Since this seems to be a behavior required by the standard, i assume nginx is doing something similar. In my case, since it is returning my home page I think it is "failing successfully" hence the 200 code.


A 200 success response to a request just means that your webserver believes it served up a valid response to the given request. The request log entry you see just means that someone made an HTTP connection to your server and requested the (relative) url http://proxyproxys.com/.

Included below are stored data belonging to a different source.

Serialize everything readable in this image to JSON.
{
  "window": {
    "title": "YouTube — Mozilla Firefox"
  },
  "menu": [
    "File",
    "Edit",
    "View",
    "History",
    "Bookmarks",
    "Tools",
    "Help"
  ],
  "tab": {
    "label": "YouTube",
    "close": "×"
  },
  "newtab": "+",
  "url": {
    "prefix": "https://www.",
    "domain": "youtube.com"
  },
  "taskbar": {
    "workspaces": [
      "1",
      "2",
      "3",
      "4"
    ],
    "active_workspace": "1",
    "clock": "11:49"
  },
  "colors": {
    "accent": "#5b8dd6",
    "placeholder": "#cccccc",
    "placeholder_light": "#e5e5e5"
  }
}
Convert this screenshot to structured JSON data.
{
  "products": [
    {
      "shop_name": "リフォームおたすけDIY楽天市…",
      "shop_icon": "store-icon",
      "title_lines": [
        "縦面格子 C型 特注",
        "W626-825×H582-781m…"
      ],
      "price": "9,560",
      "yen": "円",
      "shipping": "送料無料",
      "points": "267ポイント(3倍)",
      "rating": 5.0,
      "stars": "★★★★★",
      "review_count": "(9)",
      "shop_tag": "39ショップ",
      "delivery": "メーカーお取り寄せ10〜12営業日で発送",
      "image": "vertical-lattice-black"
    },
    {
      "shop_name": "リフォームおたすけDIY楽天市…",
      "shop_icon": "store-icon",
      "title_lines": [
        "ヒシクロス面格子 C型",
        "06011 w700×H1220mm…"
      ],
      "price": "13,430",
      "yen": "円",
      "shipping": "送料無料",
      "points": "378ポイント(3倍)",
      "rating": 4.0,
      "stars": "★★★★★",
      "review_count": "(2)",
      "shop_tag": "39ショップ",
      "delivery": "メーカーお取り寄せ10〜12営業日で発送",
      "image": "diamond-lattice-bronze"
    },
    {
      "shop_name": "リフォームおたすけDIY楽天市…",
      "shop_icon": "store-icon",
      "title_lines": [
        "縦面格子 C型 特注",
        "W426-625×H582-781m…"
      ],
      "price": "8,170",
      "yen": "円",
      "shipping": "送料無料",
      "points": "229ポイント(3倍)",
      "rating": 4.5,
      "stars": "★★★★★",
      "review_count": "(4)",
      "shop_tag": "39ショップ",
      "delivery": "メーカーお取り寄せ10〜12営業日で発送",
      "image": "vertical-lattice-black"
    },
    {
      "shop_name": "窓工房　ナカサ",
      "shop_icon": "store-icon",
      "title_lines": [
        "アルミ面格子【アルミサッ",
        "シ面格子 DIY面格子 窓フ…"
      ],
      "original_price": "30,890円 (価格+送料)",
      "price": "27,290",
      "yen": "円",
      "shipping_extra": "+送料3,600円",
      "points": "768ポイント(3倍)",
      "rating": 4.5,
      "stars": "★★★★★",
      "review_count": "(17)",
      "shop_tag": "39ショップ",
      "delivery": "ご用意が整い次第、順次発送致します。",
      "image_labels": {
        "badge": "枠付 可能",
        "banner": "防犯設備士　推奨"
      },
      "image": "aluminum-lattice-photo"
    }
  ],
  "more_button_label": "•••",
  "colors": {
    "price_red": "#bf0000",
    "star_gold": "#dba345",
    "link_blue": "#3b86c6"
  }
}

This could happen if someone mistyped a url: e.g. if I'm browsing http://www.google.com/ and suddenly want to go to http://www.facebook.com, it's possible for me to forget to clear the URL bar in my browser and end up navigating to http://www.google.com/http://www.facebook.com. Google would then see a GET request for http://www.facebook.com in their logs. Typically, you'd serve up a 404 error in these cases, but there may be quirks in your configuration that means that 200 gets returned instead, for whatever reason. The easiest thing to do would be to test this yourself, against your own server. Navigate to http://[your-domain]/http://proxyproxys.com and see what gets generated in the access log.

I'd wager it's difficult to get a typical webserver like nginx to behave like a generic internet proxy, unless you specifically configure a script or other application to behave like that. There's nothing in your question that leads me to believe this is what's happened, but it's worth keeping an eye out for suspicious scripts / processes / configuration changes. If you have reasonable evidence to suspect your server has been tampered with, take it offline, wipe it and restore from backup.